Did you watch the Lakers, Nuggets series? they put Kmart and Kleiza on kobe over over AI and JR. JR is a terrible defender. When you come to the nuggets and your a weak defender.... it is really going to show. The nuggets need a John Salmons type to come in and guard wings. Yes we are short a wing defender. No billups isnt the solution to that problem. 
The rumors are coming from people outside the Nuggets organizations... other organizations and newspapers. just made up bs. 
At the end of the day- Melo is not the problem on this team. Other teams may want him, but it is not in the best interests of this franchise to trade him. 
the best option isn't to make a bad trade- it is to not make the trade at all. Zach Randolph- with that contract is worth a bag of chips and he is too slow to play in the nuggets offense.


----------



## pac4eva5 (Dec 29, 2005)

this is so disgusting. can we please get any more stupid? is every detroit fan a retard?

lets give up our 2 young studs for old guys. YAY! oh and lets add more **** contracts like chauncey and zach. YAY! oh can we please add more real stupid, selfish, pathetic ego's to the team? wait, zach is the main piece? YAY!

its basically a kmart for randolph swap (which sucks major ***). kenyon is an elite defender and is a damn solid option off the bench for us next year. not to mention he is 100% healthy finally and actually has a BETTER!? contract than zach? wow...

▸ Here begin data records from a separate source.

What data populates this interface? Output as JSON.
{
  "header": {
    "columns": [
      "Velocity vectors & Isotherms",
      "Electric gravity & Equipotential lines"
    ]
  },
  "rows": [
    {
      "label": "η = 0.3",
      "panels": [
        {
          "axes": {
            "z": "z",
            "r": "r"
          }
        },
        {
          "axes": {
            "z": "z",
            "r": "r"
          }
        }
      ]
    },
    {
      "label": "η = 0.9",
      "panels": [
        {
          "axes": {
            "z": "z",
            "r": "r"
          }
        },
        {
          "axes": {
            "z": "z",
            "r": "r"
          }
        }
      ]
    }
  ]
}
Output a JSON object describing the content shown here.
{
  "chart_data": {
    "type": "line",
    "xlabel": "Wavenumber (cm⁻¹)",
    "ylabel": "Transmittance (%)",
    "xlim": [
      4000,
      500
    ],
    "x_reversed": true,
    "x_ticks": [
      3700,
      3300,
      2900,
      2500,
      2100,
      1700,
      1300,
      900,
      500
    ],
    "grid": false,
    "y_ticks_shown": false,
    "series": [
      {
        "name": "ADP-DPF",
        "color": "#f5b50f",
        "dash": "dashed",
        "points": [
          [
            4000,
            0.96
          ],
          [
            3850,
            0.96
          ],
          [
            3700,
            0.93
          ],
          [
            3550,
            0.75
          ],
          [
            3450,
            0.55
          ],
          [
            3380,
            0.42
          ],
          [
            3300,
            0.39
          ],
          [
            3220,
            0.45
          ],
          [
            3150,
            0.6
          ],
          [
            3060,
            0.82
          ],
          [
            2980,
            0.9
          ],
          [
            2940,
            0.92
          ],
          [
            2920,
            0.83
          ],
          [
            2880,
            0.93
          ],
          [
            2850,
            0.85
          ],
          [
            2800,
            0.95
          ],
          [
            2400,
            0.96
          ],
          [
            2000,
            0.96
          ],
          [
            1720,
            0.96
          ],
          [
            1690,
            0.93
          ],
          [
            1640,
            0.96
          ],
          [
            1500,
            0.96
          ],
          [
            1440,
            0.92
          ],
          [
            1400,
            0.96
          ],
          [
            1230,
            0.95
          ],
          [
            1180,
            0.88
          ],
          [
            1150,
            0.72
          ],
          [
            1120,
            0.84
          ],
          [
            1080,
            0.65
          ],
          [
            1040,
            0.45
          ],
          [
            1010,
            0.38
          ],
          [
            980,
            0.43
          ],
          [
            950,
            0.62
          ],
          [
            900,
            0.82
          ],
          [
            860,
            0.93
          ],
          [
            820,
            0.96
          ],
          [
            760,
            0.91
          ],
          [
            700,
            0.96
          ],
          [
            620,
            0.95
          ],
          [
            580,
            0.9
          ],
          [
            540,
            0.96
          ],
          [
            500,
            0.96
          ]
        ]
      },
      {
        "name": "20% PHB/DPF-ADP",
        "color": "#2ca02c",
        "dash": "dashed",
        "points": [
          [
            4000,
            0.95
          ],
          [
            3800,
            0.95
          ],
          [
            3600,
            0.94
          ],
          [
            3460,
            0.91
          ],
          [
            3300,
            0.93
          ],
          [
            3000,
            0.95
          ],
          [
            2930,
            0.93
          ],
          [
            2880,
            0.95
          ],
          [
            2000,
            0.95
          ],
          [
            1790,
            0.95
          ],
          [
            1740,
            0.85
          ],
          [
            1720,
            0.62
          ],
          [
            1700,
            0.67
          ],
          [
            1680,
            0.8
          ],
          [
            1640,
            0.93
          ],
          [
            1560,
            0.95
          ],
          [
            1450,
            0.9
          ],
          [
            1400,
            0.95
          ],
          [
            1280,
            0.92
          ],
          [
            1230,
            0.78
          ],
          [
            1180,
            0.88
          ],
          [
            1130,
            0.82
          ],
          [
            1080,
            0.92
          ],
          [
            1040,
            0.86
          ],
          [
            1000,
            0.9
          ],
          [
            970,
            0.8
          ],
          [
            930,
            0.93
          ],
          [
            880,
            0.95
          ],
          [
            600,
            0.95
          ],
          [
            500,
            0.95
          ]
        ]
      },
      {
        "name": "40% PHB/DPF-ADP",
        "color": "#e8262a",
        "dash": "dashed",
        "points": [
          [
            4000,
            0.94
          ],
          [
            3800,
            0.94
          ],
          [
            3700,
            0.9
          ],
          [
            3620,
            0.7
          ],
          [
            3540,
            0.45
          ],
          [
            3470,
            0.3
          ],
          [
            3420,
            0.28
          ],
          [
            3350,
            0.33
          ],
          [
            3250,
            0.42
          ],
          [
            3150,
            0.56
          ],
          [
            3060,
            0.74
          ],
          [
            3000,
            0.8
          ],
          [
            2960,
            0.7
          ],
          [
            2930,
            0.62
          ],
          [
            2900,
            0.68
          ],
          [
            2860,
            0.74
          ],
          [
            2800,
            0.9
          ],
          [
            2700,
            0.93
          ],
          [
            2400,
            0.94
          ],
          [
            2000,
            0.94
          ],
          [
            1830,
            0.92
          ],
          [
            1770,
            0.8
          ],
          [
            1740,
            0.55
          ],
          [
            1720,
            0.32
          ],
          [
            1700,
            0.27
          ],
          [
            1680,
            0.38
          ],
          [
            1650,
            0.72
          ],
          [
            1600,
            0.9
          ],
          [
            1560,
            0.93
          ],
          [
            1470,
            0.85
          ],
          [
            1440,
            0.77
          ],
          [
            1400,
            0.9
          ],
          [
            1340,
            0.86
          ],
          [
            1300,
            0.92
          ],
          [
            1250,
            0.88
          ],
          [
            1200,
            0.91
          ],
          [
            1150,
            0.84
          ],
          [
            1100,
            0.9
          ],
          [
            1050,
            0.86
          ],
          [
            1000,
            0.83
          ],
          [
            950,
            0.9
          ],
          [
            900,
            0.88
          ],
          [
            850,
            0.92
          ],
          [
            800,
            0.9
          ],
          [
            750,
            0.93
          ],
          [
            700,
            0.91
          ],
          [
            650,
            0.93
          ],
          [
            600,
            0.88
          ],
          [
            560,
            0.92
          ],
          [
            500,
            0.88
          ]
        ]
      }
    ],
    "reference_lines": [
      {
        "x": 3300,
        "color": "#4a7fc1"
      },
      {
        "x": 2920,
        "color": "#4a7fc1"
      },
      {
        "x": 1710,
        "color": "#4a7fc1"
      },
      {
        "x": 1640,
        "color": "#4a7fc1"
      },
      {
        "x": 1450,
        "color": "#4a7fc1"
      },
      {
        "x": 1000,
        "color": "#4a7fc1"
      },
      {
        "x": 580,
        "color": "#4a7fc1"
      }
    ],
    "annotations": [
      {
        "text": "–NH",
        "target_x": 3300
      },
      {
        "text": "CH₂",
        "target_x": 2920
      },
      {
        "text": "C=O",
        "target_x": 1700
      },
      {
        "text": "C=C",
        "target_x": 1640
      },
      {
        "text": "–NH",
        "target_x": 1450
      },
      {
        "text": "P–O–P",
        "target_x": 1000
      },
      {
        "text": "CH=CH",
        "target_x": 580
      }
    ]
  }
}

then u have melo for chauncey and prince. getting better, but still a HORRIBLE swap considering melo's talent, age, and i dont know... profibility (word?). melo is a GOD in denver. trading him would better net us somebody like derrick rose. not a system PG on the downside of his career with a ****ty *** contract. and prince? besides a few amazing random blocked shots, the guy is a damn bum. solid defense? ill give u that, except for the fact h sucks *** offensively. chauncey and prince is not gonna land carmelo ****ing anthony, especially since the 2 of them have pretty crappy contracts considering. the guy is only a top 3 scorer in a system that has suited him horribly his whole career. maybe if chauncey and prince were both 24 years old...

so this leaves nene for dice. salary wise this would be a no-brainer, however if nene can be healthy one of these days hes a legit 18/10 player for another 10 years. he is our only solid post player, besides melo. he is a legit C. defensively hes a beast. and if he gets injured again we can always dump him for expirings like we could have this trade deadline.

instead of nene, throw in camby and bring in sheed. and scratch out zach. then MAYBE, we have something going...

seriously, any trade suggestion involving zach should have a massive warning: DONT WASTE YOUR TIME READING THIS THREAD


----------



## pac4eva5 (Dec 29, 2005)

jericho said:


> Defensively the frontcourt gets significantly worse. They trade away their best 2 interior man defenders, and get a matador in return.
> 
> However the perimeter defense gets substantially better with the additions of Prince and Billups, so there are trade-offs to consider.


lol no. billups isnt any better than AVERAGE. he is pretty damn overrated defensively. team defense makes players look good. classic case.


----------



## nbanoitall (May 21, 2004)

pac4eva5 said:


> lol no. billups isnt any better than AVERAGE. he is pretty damn overrated defensively. team defense makes players look good. classic case.


after reading the Detroit Free Press this morning it looks like Piston fans put down their crack pipes.
Nuggets rejected trade offers for Melo- that were offered by the Pistons.


----------



## nbanoitall (May 21, 2004)

and just a few minutes later the Nuggets front office take a huge DUMP in this thread. very nice timing.


----------